July 29, 2009 - A group of researchers at Johns Hopkins University has designed nanoparticles that can carry cancer-treating radioisotopes through the body and deliver them selectively to tumors. Today in Anaheim, CA, they will report the latest results of their research, including studies in animal models, at the 51st meeting of the American Association of Physicists in Medicine (AAPM).

The nanoparticles are made with a commercially available product known as "liposomes" - small chemical spheres made of fatty molecules that can package drugs and other chemicals. Liposomes are a powerful emerging tool in medicine because they can be designed to carry many different drugs and manipulated to control how long they stay in the bloodstream. One type of liposome, Doxil, is already approved by the U.S. Food and Drug Administration (FDA) for delivering Doxorubicin, a chemotherapeutic that is toxic to the heart.

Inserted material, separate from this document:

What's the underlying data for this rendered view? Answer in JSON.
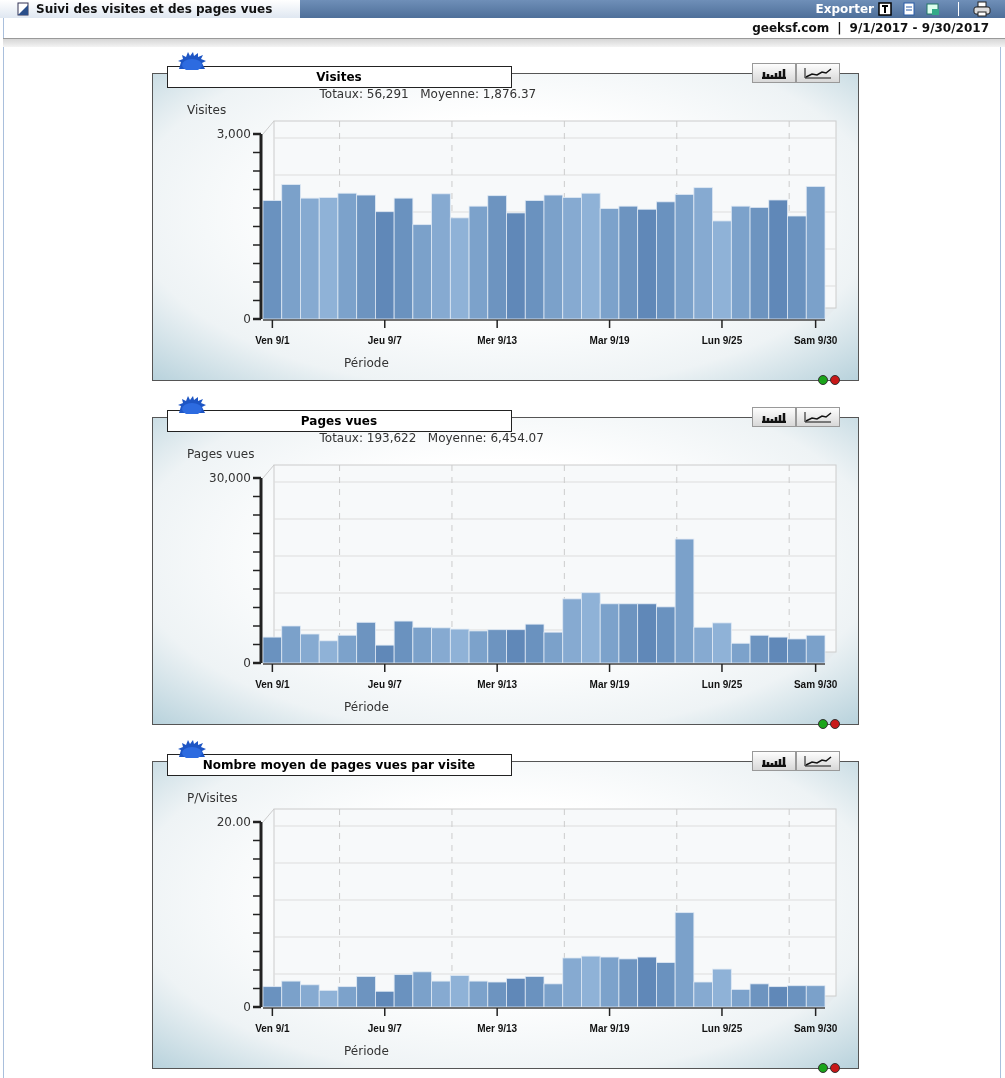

In their talk on Tuesday, "Immunoliposomes for Targeted Radionuclide Therapy," the Hopkins scientists explained how they are using liposomes that have been modified with antibodies, a class of immune system proteins that recognize and bind to many different microscopic targets - bacteria, viruses, other proteins, and human cells. Some antibodies specifically bind to cancer cells, and by attaching these cancer-specific antibodies to the liposomes, the scientists have created "immunoliposomes," which will wend their way through the bloodstream and seek out tumors inside the body. When they come into contact with their target cells, they deliver their payload into the cells.

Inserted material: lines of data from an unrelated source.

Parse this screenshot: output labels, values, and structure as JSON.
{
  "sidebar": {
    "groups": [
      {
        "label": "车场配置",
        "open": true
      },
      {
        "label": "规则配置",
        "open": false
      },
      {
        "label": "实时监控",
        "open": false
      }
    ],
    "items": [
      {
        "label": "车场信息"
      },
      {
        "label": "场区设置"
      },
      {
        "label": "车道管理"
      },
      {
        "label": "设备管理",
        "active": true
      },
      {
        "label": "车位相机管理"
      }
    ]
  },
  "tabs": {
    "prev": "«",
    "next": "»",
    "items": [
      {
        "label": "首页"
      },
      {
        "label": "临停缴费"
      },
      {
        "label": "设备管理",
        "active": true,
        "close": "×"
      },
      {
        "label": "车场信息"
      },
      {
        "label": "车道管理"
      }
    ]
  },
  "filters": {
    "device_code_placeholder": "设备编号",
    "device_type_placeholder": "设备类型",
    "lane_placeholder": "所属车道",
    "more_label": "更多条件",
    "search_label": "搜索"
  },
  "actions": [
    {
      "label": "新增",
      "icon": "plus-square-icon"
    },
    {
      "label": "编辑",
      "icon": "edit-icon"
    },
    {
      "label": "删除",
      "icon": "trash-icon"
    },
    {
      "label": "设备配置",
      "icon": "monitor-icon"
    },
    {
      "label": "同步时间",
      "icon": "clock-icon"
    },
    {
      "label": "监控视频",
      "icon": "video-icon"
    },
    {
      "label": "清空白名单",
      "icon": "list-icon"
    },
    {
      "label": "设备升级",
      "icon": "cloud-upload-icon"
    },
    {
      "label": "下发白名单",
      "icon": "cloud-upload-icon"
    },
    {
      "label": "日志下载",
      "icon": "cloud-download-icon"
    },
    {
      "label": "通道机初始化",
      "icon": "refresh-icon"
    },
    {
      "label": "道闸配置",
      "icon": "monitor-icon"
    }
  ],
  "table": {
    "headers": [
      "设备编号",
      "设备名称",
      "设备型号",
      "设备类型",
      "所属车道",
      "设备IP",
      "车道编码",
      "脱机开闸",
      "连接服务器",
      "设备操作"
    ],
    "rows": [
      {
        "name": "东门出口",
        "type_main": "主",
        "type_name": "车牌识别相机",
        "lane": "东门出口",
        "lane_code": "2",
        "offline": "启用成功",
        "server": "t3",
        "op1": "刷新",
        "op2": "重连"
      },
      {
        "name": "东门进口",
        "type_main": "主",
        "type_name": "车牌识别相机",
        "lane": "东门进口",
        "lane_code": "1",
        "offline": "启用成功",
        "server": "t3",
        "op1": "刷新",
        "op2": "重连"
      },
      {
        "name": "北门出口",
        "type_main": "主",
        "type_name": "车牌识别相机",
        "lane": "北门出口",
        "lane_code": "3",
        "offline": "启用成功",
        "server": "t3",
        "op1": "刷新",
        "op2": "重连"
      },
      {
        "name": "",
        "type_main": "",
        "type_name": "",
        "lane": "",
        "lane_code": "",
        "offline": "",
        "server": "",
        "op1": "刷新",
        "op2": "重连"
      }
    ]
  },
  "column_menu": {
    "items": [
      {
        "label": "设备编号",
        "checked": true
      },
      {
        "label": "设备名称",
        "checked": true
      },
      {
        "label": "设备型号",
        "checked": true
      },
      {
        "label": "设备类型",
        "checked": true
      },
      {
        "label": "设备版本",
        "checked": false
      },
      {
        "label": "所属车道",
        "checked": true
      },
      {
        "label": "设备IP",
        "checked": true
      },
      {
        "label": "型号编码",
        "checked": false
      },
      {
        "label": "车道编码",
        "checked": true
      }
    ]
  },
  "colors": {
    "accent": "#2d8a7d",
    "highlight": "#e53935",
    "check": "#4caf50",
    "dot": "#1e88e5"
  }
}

"It's a promising approach to solving the problem of how to deliver more of a therapeutic to cancer cells," said George Sgouros, a radiology professor at Johns Hopkins who led the research.

Similar studies by other groups of researchers have already demonstrated how immunoliposomes could be packaged with tiny radioactive tracers used for imaging tumors. What Sgouros and his colleagues have done is figure out how to reproducibly package much more powerful radioisotopes, called alpha-particle emitters that have the ability to kill cancer cells without damaging nearby normal cells, and they have tested how effectively they can treat mice with a very aggressive type of metastatic breast cancer.

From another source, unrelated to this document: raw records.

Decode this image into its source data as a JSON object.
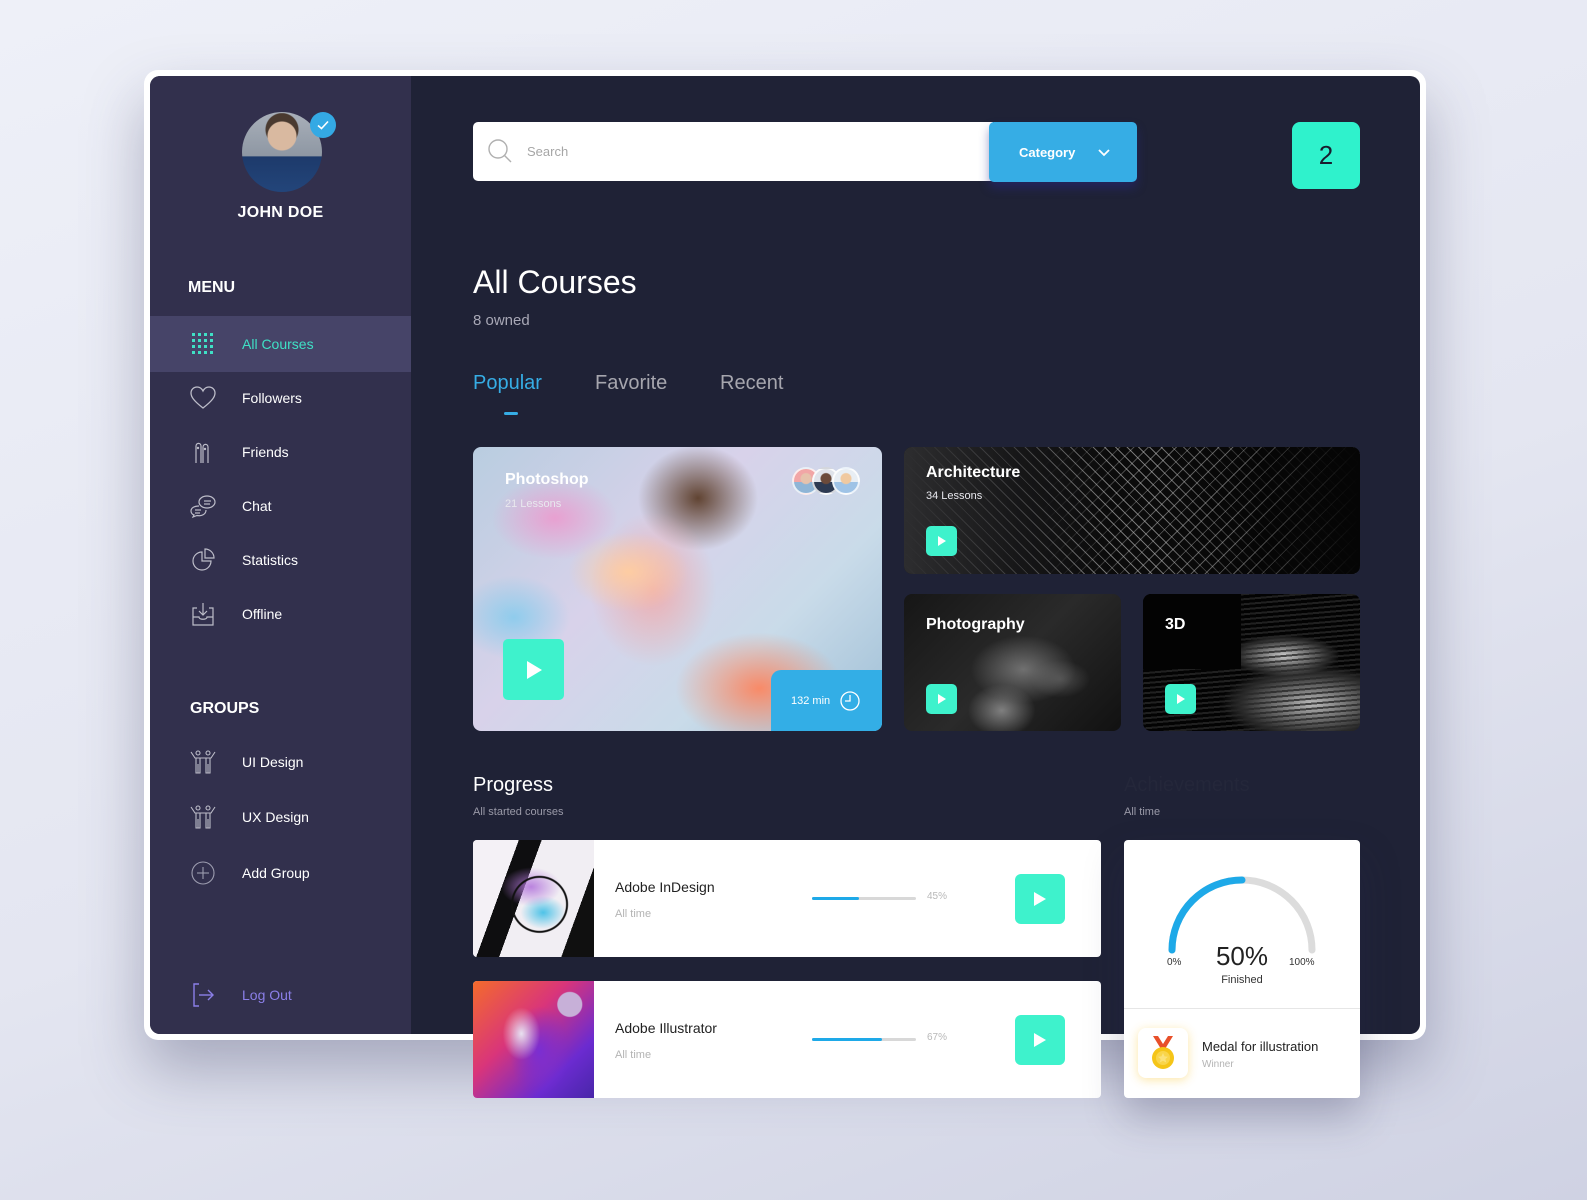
{
  "user": {
    "name": "JOHN DOE",
    "verified": true
  },
  "sidebar": {
    "menu_title": "MENU",
    "menu_items": [
      {
        "label": "All Courses",
        "icon": "grid-icon",
        "active": true
      },
      {
        "label": "Followers",
        "icon": "heart-icon"
      },
      {
        "label": "Friends",
        "icon": "friends-icon"
      },
      {
        "label": "Chat",
        "icon": "chat-icon"
      },
      {
        "label": "Statistics",
        "icon": "pie-chart-icon"
      },
      {
        "label": "Offline",
        "icon": "download-tray-icon"
      }
    ],
    "groups_title": "GROUPS",
    "group_items": [
      {
        "label": "UI Design",
        "icon": "group-people-icon"
      },
      {
        "label": "UX Design",
        "icon": "group-people-icon"
      },
      {
        "label": "Add Group",
        "icon": "plus-circle-icon"
      }
    ],
    "logout_label": "Log Out"
  },
  "header": {
    "search_placeholder": "Search",
    "search_value": "",
    "category_label": "Category",
    "notification_count": "2"
  },
  "main": {
    "title": "All Courses",
    "subtitle": "8 owned",
    "tabs": [
      {
        "label": "Popular",
        "active": true
      },
      {
        "label": "Favorite"
      },
      {
        "label": "Recent"
      }
    ],
    "courses": [
      {
        "title": "Photoshop",
        "lessons": "21 Lessons",
        "duration": "132 min"
      },
      {
        "title": "Architecture",
        "lessons": "34 Lessons"
      },
      {
        "title": "Photography"
      },
      {
        "title": "3D"
      }
    ]
  },
  "progress": {
    "title": "Progress",
    "subtitle": "All started courses",
    "items": [
      {
        "name": "Adobe InDesign",
        "period": "All time",
        "percent": 45,
        "percent_label": "45%"
      },
      {
        "name": "Adobe Illustrator",
        "period": "All time",
        "percent": 67,
        "percent_label": "67%"
      }
    ]
  },
  "achievements": {
    "title": "Achievements",
    "subtitle": "All time",
    "finished_percent": 50,
    "finished_label": "50%",
    "finished_caption": "Finished",
    "min_label": "0%",
    "max_label": "100%",
    "medal_title": "Medal for illustration",
    "medal_subtitle": "Winner"
  },
  "colors": {
    "accent_teal": "#3ef2cc",
    "accent_blue": "#36ade5",
    "sidebar_bg": "#32304d",
    "main_bg": "#1f2236",
    "logout": "#8b7fe8"
  }
}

Early results show that they can pack a relatively large dose of radionuclides into the liposomes and substantially extend the life of treated mice.

"This treatment is much less toxic than chemotherapy because it is targeted to tumor cells rather than to all rapidly dividing cells," said Sgouros. "Nanoparticles designed to deliver these powerful isotopes have a great potential in cancer therapy, particularly for metastatic disease."